# TSG23: But Wait, There's More!



## TechGuy (Feb 12, 1999)

_Mike and Brian discuss new technology in advertising, including screens in magazines, Microsoft Tag, and clickable ads on your TV._

*Download the MP3 or Subscribe to the Show for Free! *

Welcome to episode twenty three of the Tech Support Guy Show, an audio podcast that is released at least once a month. You can now subscribe to the show using iTunes! Just search for "Tech Support Guy" in the iTunes Music Store. (Don't worry, it's free!) If you're so inclined, check out http://feeds.techguy.org/TechSupportGuyShow for other ways to subscribe.
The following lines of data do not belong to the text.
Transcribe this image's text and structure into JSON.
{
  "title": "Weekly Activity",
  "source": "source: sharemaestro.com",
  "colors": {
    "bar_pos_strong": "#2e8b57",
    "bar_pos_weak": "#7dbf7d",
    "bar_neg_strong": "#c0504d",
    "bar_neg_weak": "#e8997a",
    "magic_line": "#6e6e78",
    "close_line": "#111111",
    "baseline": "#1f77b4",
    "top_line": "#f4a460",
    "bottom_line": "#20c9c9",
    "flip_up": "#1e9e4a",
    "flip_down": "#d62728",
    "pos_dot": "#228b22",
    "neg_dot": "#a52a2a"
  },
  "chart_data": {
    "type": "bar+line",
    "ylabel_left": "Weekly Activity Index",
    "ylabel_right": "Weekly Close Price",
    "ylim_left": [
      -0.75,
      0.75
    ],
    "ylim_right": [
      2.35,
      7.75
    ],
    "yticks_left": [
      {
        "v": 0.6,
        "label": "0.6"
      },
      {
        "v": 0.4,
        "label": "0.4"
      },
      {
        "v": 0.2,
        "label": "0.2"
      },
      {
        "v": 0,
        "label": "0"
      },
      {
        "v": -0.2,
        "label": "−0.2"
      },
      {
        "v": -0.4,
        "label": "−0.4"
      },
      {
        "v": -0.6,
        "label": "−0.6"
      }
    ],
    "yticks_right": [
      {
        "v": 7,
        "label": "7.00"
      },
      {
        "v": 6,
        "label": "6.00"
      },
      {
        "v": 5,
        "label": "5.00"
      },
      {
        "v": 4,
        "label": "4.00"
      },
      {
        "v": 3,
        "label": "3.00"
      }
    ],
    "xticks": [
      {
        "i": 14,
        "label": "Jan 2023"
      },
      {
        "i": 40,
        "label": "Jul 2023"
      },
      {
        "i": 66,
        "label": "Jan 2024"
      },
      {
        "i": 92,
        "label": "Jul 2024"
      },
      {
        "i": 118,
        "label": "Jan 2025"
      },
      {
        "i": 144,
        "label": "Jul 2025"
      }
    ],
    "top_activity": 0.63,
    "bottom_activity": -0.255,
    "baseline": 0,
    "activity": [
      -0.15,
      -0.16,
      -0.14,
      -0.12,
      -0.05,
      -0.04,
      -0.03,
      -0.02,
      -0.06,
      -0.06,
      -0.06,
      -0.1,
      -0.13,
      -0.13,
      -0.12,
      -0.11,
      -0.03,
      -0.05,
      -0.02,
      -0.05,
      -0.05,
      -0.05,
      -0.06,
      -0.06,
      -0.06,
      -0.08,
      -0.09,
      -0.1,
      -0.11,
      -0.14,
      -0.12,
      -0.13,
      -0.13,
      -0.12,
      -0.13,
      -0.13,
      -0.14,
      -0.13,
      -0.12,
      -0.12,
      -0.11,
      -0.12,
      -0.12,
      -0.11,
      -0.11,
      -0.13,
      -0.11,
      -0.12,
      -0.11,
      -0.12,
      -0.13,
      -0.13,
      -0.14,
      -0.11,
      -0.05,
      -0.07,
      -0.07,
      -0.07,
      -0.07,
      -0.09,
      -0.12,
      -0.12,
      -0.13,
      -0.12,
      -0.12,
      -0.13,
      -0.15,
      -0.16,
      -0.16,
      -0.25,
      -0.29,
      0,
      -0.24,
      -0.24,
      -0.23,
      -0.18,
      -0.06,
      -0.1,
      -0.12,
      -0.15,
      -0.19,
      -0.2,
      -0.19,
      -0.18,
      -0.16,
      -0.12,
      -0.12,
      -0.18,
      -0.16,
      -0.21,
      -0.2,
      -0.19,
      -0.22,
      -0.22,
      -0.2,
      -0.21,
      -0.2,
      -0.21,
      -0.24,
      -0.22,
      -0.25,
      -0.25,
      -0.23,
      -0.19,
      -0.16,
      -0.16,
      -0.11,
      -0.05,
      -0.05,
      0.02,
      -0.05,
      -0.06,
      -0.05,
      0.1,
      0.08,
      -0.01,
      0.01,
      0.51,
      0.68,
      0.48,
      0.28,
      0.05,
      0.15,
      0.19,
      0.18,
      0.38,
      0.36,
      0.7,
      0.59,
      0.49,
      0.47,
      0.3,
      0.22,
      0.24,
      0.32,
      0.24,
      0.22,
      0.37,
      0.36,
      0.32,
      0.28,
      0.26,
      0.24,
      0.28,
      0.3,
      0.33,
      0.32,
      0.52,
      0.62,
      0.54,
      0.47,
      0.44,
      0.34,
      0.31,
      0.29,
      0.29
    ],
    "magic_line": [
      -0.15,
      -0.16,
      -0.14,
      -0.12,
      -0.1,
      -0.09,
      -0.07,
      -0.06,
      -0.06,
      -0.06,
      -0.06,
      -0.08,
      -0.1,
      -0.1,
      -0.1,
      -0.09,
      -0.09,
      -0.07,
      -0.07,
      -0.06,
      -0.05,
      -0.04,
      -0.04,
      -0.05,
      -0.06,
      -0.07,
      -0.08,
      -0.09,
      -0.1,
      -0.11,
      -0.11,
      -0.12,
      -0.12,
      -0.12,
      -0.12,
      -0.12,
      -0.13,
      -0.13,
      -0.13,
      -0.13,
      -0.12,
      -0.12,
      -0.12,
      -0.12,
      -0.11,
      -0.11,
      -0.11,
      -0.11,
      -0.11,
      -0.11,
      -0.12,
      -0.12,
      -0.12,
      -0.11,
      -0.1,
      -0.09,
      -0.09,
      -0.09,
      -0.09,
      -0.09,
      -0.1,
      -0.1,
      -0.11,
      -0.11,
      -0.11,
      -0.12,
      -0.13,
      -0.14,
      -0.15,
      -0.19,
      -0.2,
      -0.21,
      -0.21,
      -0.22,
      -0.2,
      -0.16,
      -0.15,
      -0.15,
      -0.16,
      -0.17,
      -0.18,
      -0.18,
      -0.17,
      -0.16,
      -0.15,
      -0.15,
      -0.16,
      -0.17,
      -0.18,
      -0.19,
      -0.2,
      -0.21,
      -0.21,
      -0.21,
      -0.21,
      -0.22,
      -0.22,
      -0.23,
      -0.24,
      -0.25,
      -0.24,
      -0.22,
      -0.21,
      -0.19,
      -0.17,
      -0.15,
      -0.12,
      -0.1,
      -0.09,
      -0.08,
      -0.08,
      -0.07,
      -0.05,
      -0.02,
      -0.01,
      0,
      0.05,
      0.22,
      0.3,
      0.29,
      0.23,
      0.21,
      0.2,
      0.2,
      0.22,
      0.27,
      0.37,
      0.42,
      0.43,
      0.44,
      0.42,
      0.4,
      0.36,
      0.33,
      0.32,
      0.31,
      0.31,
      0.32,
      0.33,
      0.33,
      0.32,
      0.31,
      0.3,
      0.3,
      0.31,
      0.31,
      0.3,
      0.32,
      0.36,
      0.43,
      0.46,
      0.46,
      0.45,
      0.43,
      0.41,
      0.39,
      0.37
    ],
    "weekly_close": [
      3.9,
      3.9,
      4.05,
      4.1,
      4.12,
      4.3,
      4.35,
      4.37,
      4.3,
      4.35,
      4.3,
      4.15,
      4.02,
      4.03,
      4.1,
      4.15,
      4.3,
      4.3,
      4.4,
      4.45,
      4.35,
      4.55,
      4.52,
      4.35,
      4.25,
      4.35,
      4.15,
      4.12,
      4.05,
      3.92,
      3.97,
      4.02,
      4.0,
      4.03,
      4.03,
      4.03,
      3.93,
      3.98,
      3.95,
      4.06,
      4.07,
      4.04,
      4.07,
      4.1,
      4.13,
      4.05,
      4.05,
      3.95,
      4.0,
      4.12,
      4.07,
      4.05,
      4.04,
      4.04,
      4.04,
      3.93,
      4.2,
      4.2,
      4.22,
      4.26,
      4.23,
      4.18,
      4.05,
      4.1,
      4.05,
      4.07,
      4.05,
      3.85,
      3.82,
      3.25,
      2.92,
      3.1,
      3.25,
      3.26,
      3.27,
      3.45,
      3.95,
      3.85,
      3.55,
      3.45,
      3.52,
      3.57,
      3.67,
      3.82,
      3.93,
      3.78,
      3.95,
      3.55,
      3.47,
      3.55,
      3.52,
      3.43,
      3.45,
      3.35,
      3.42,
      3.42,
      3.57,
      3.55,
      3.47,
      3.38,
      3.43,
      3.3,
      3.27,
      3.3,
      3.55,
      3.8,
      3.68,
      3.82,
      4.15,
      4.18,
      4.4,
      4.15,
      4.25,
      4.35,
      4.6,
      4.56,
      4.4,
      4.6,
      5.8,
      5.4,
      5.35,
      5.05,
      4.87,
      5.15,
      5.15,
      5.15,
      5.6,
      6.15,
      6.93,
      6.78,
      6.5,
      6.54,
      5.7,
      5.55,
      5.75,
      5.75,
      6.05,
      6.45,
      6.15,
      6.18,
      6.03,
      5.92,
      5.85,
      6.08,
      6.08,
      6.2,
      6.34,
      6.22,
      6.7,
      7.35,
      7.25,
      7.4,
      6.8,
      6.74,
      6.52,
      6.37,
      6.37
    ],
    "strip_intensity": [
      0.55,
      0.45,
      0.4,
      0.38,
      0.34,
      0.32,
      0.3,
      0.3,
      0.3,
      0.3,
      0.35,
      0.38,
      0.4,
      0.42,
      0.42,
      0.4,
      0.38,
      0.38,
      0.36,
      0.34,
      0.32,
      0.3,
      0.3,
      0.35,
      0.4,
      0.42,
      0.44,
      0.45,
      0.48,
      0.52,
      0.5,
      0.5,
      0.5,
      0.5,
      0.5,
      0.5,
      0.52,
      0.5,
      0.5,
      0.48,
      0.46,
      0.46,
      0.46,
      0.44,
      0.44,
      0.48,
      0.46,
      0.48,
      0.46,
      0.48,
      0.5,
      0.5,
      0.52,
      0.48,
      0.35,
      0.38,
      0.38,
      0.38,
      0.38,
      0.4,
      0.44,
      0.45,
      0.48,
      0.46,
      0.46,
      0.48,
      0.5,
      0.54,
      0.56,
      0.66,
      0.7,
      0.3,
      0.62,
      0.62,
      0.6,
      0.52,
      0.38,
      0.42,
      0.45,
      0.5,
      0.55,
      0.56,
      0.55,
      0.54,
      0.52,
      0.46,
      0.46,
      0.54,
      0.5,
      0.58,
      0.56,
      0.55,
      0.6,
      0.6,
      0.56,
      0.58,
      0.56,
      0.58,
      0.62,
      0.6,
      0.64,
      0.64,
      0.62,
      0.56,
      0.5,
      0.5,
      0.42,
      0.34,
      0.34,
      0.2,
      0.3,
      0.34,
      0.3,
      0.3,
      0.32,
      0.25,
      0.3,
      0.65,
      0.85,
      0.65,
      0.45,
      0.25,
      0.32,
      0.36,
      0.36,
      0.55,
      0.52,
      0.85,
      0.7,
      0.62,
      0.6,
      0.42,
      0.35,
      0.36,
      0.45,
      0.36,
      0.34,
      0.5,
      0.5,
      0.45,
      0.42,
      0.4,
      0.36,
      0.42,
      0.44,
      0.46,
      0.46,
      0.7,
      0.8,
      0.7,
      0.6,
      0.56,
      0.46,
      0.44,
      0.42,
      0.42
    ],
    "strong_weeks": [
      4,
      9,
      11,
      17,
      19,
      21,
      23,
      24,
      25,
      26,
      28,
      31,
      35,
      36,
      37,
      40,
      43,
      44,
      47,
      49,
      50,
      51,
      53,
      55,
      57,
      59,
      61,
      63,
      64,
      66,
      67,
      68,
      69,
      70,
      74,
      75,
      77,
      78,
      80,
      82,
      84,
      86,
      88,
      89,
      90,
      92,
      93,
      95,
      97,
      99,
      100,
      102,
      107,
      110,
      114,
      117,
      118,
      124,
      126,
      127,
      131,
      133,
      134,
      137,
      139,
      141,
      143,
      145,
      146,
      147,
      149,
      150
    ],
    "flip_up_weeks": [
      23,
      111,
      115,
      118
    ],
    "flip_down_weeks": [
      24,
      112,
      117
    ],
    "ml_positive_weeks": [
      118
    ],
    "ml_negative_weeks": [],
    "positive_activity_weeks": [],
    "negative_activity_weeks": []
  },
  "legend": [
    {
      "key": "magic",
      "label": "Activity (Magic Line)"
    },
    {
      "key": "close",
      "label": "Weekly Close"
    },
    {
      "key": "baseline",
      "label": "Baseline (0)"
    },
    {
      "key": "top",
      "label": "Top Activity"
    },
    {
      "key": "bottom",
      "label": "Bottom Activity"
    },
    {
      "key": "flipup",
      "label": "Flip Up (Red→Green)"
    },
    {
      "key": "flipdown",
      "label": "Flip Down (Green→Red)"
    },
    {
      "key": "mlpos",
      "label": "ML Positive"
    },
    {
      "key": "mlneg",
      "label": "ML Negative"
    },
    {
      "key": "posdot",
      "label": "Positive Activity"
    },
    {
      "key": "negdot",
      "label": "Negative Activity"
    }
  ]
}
We had a live chatroom and audio stream while recording this show. Click here to see when the next episode will be recorded. Join us then at www.TechGuyNews.com (or click the News link from the menu at the top of any page).

*Your hosts are:*
Mike Cermak (TechGuy)
Brian Hansen (handee9)

*Links in order of appearance:*
Video screens hit paper magazines
http://news.bbc.co.uk/2/hi/technology/8255729.stm

Microsoft Tag
http://www.microsoft.com/tag/

Cablevision to Launch Clickable TV Ads
http://newteevee.com/2009/09/16/cablevision-to-launch-clickable-tv-ads/

Magic Wand Remote Control
http://www.coolthings.com/kymera-magic-wand-remote-control-for-wizards/

Palm Pre 1.2 Coming Next Week
http://www.taranfx.com/blog/?p=1840

Google releases Chrome 3
http://forums.techguy.org/tech-related-news/861230-google-releases-chrome-3-a.html

*We want your feedback!*
Please leave a short voice message by calling 1-877-4-TECHGUY. If you don't want your voice on the show, just reply here or email your comments to [email protected].


----------



## new tech guy (Mar 27, 2006)

Hey mike, i havent listened to the show but wanted to join live to the stream of the podcast but hit one snag, you have to sign up to talk in the chatroom. Is there a way maybe you can just run the show recording right here at techguy and to keep bots and trolls out we can have it where the user can authenticate with their techguy logon credentials?


----------



## TechGuy (Feb 12, 1999)

We're looking into that possibility -- using a system like ustream for the video/audio, but use our own system for the chat. Of course, our own chat system has it's own problems.


----------



## new tech guy (Mar 27, 2006)

I got you mike, Is there a way you could possibly maybe just run the chat engine here and stream from moguls but link it to chat here but disable chat on mogulus end?


----------



## TechGuy (Feb 12, 1999)

We haven't used Mogulus for months (actually since just after they stopped being called Mogulus), but that's pretty much the idea.


----------



## new tech guy (Mar 27, 2006)

Oh ok, have you ever looked into stickcam? I know my sister has been using it like crazy lately to talk to friends and such, if you want i could ask her if there is a way to disable chat there and stream the video feed somewhere else...


----------



## TechGuy (Feb 12, 1999)

We used StickCam for a show once... had some kind of issue with it, but I don't remember what. Might be worth trying again some time. In any event, I think the real issue will be the integrated chat system, not the video stream. Having the chat use the TSG username is the tough part. We've always seemed to have trouble with making that both secure and reliable. We'll give it a shot for the next show, though! Sunday, October 11th at 12:30PM Eastern.


----------